Similar dispositions may, of course, be made in a type of machine in which, instead of a disc, a cylinder is rotated. In such unipolar machines, in the manner indicated, the usual field coils and poles may be omitted and the machine may be made to consist only of a cylinder or of two discs enveloped by a metal casting.
Instead of subdividing the disc or cylinder spirally, as indicated in Fig. 4, it is more convenient to interpose one or more turns between the disc and the contact ring on the periphery, as illustrated in Fig. 5.

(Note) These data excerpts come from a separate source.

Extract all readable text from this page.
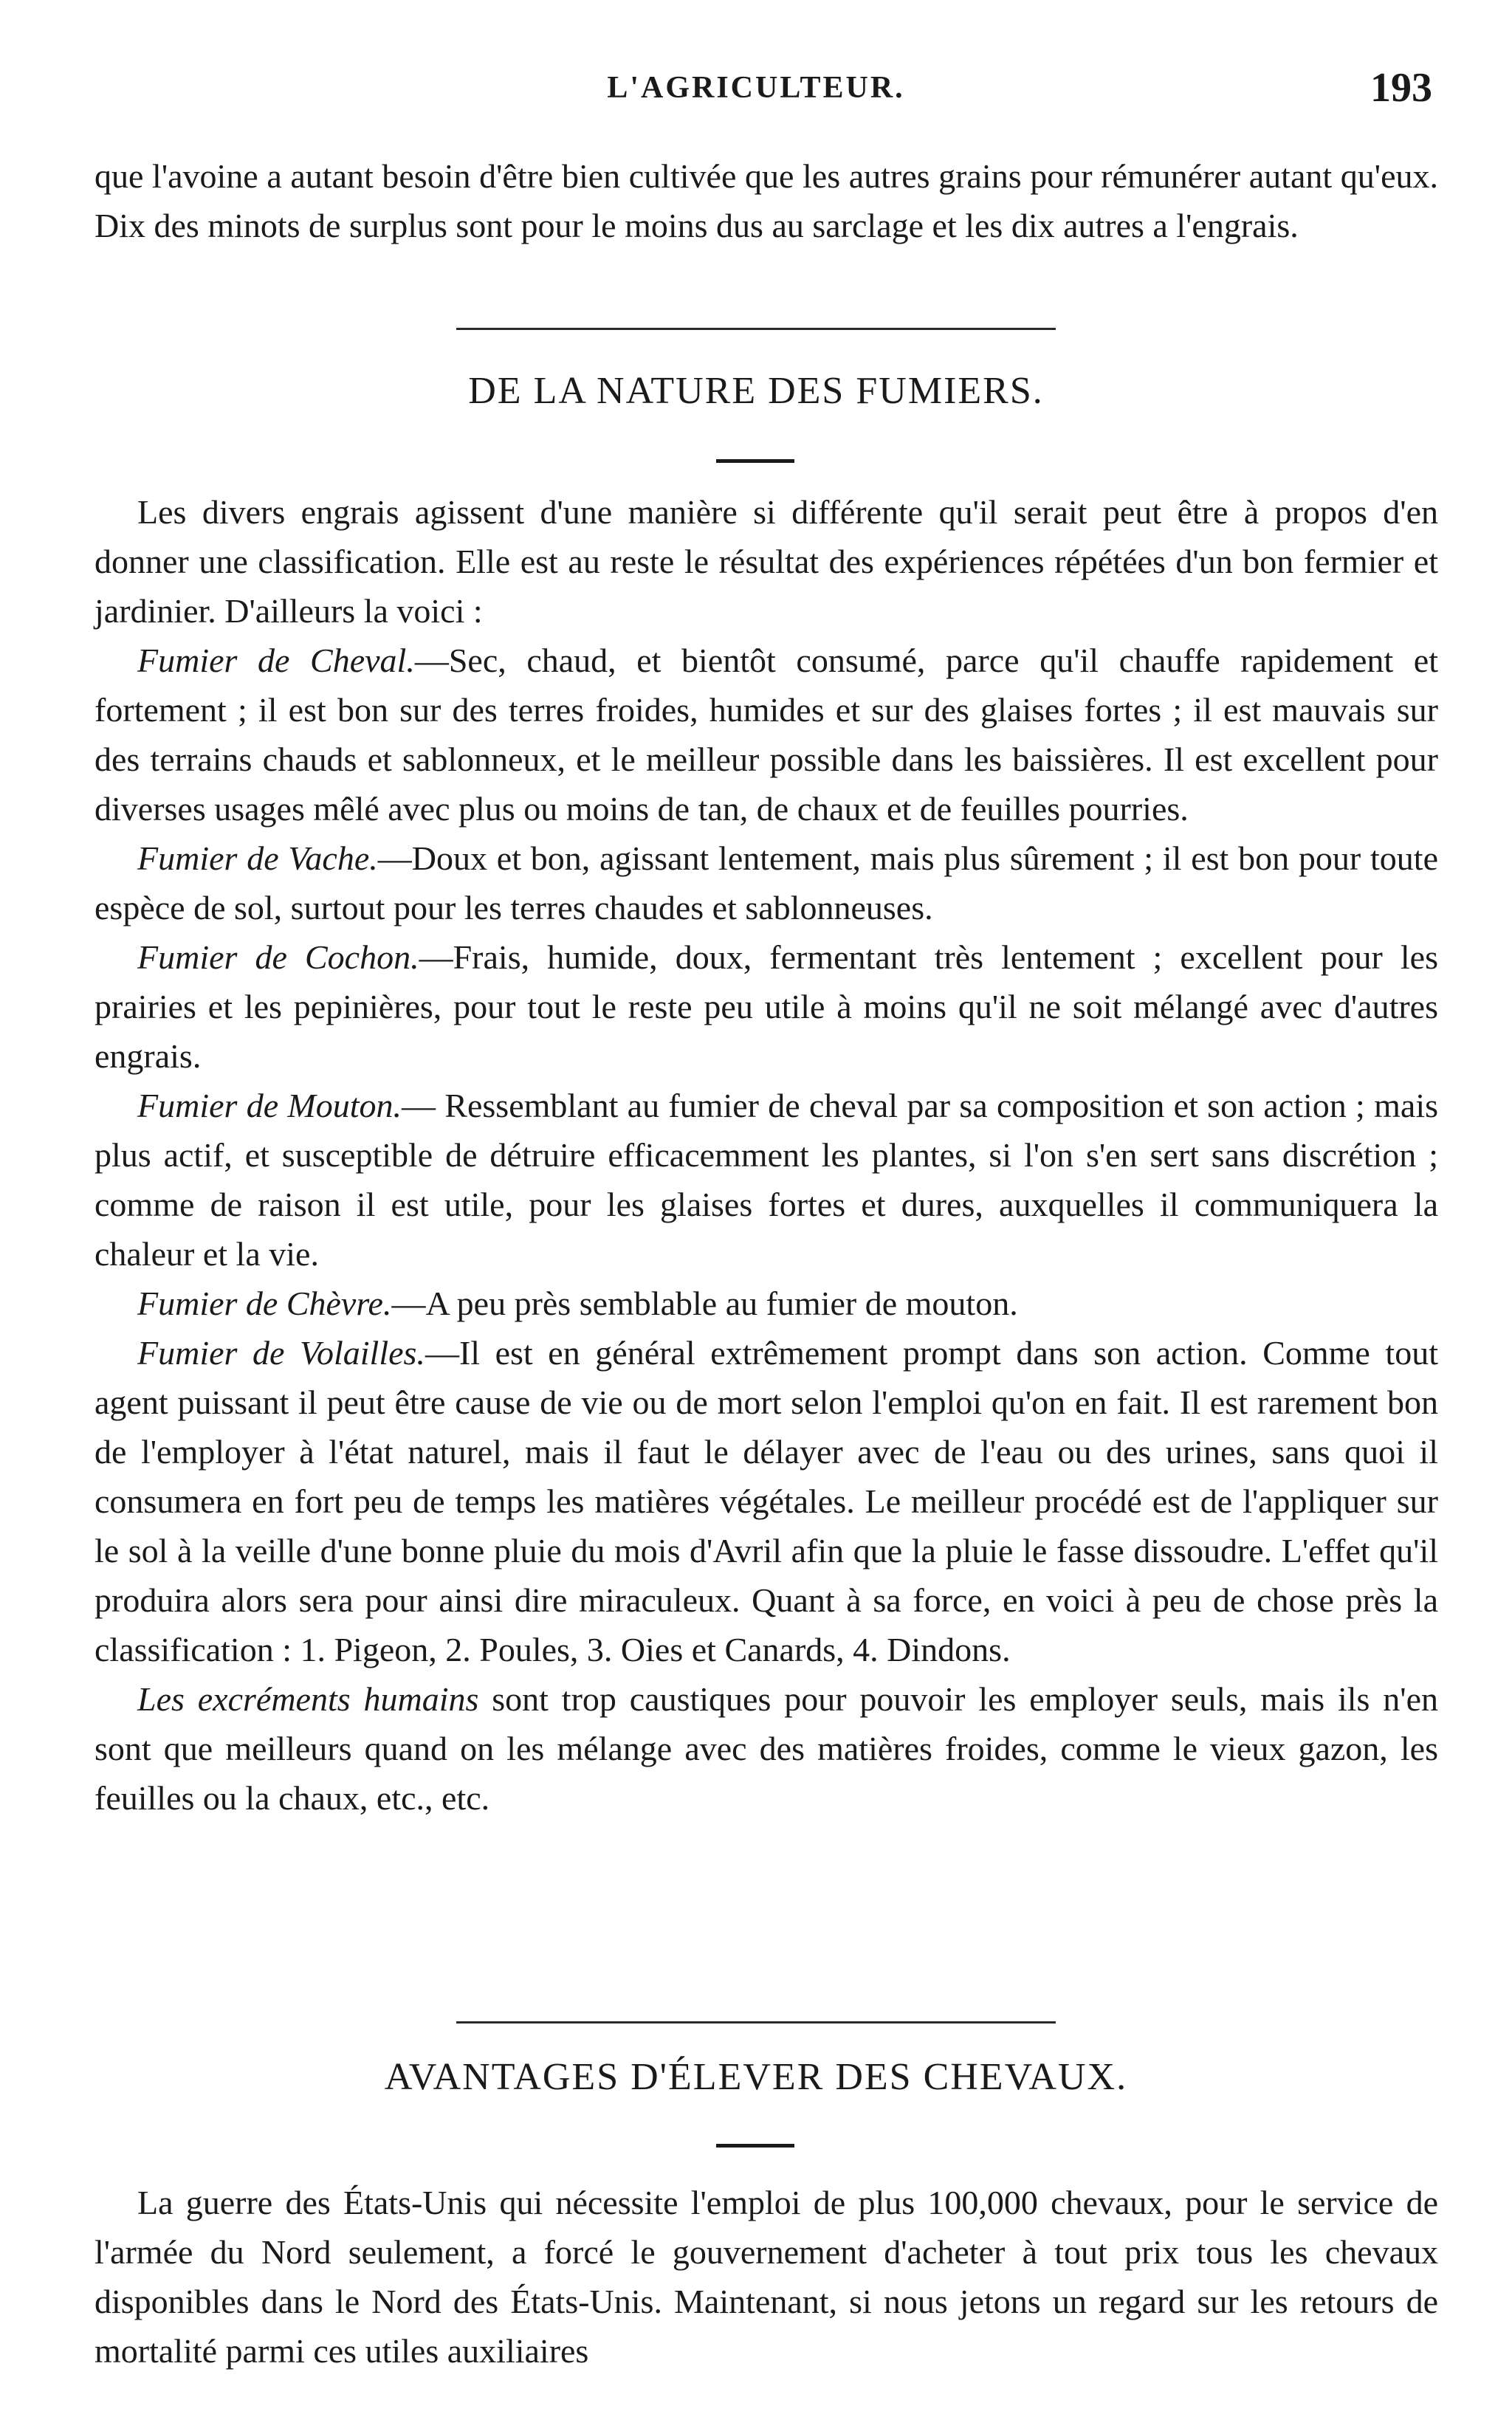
L'AGRICULTEUR.	193

que l'avoine a autant besoin d'être bien cultivée que les autres grains pour rémunérer autant qu'eux. Dix des minots de surplus sont pour le moins dus au sarclage et les dix autres a l'engrais.

DE LA NATURE DES FUMIERS.

Les divers engrais agissent d'une manière si différente qu'il serait peut être à propos d'en donner une classification. Elle est au reste le résultat des expériences répétées d'un bon fermier et jardinier. D'ailleurs la voici :

Fumier de Cheval.—Sec, chaud, et bientôt consumé, parce qu'il chauffe rapidement et fortement ; il est bon sur des terres froides, humides et sur des glaises fortes ; il est mauvais sur des terrains chauds et sablonneux, et le meilleur possible dans les baissières. Il est excellent pour diverses usages mêlé avec plus ou moins de tan, de chaux et de feuilles pourries.

Fumier de Vache.—Doux et bon, agissant lentement, mais plus sûrement ; il est bon pour toute espèce de sol, surtout pour les terres chaudes et sablonneuses.

Fumier de Cochon.—Frais, humide, doux, fermentant très lentement ; excellent pour les prairies et les pepinières, pour tout le reste peu utile à moins qu'il ne soit mélangé avec d'autres engrais.

Fumier de Mouton.— Ressemblant au fumier de cheval par sa composition et son action ; mais plus actif, et susceptible de détruire efficacemment les plantes, si l'on s'en sert sans discrétion ; comme de raison il est utile, pour les glaises fortes et dures, auxquelles il communiquera la chaleur et la vie.

Fumier de Chèvre.—A peu près semblable au fumier de mouton.

Fumier de Volailles.—Il est en général extrêmement prompt dans son action. Comme tout agent puissant il peut être cause de vie ou de mort selon l'emploi qu'on en fait. Il est rarement bon de l'employer à l'état naturel, mais il faut le délayer avec de l'eau ou des urines, sans quoi il consumera en fort peu de temps les matières végétales. Le meilleur procédé est de l'appliquer sur le sol à la veille d'une bonne pluie du mois d'Avril afin que la pluie le fasse dissoudre. L'effet qu'il produira alors sera pour ainsi dire miraculeux. Quant à sa force, en voici à peu de chose près la classification : 1. Pigeon, 2. Poules, 3. Oies et Canards, 4. Dindons.

Les excréments humains sont trop caustiques pour pouvoir les employer seuls, mais ils n'en sont que meilleurs quand on les mélange avec des matières froides, comme le vieux gazon, les feuilles ou la chaux, etc., etc.

AVANTAGES D'ÉLEVER DES CHEVAUX.

La guerre des États-Unis qui nécessite l'emploi de plus 100,000 chevaux, pour le service de l'armée du Nord seulement, a forcé le gouvernement d'acheter à tout prix tous les chevaux disponibles dans le Nord des États-Unis. Maintenant, si nous jetons un regard sur les retours de mortalité parmi ces utiles auxiliaires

A Forbes dynamo may, for instance, be excited in such a manner. In the experience of the writer it has been found that instead of taking the current from two such discs by sliding contacts, as usual, a flexible conducting belt may be employed to advantage. The discs are in such case provided with large flanges, affording a very great contact surface. The belt should be made to bear on the flanges with spring pressure to take up the expansion. Several machines with belt contact were constructed by the writer two years ago and worked satisfactorily, but for want of time the work in that direction has been temporarily suspended. A number of features pointed out above have also been used by the writer in connection with some types of alternating current motors.